Re: Clustering [message #9839 is a reply to message #9820] |
Sun, 29 May 2016 17:53 |
Reduced-For(u)m
Messages: 292 Registered: March 2013
|
Senior Member |
|
|
I think the general rule-of-thumb here is to cluster at whatever is larger: the level of your aggregate variable (city) or the level you need to account for the sampling design (PSU). It sounds like your "city" variable can include multiple PSUs, at which point I would suggest clustering at the city level. You do not need to cluster up to the level of the strata.
I don't know what you mean by "account for the impact of two clusters". Obviously, you need many clusters in order to "cluster" your standard error estimates (many like more than 40 or something, at least more than 15 or 20). Do you mean what if city includes more than one "cluster"? In that case, the answer is above: you want to cluster at the city level.

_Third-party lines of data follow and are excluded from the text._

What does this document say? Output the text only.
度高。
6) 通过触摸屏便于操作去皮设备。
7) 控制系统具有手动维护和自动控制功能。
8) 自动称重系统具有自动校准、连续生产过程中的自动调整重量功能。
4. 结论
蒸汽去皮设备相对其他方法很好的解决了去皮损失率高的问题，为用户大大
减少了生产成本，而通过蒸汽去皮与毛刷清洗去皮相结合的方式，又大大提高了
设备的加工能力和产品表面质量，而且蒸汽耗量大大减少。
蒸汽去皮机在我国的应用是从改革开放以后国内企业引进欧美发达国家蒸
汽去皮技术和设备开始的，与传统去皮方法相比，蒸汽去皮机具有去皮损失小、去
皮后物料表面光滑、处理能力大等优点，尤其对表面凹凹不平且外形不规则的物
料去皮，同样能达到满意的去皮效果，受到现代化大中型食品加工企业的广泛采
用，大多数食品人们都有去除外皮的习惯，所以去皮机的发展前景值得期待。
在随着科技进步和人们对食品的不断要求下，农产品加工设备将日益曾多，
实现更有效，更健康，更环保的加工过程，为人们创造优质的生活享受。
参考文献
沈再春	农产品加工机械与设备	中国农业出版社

This way of thinking about it might help: if everyone in a city has the same value for your variable of interest, then are you getting N=# of observations amount of information, or C=# of cities worth of information? Probably we want to think "something in between" but it is probably closer to C than N... you are getting much less information from additional observations all with the same value of the right hand side variable than you would by getting a whole new city. Additional observations within a city (that already has many observations) gives you a little bit more information, but not a full new observation's worth. At the far extreme, you could imagine collapsing everything down to the city level and running your regression on those C observations... each new piece of information within a city would just make each of those C observations slightly less variable (a slightly better estimate of the outcome for that city).
|
|
|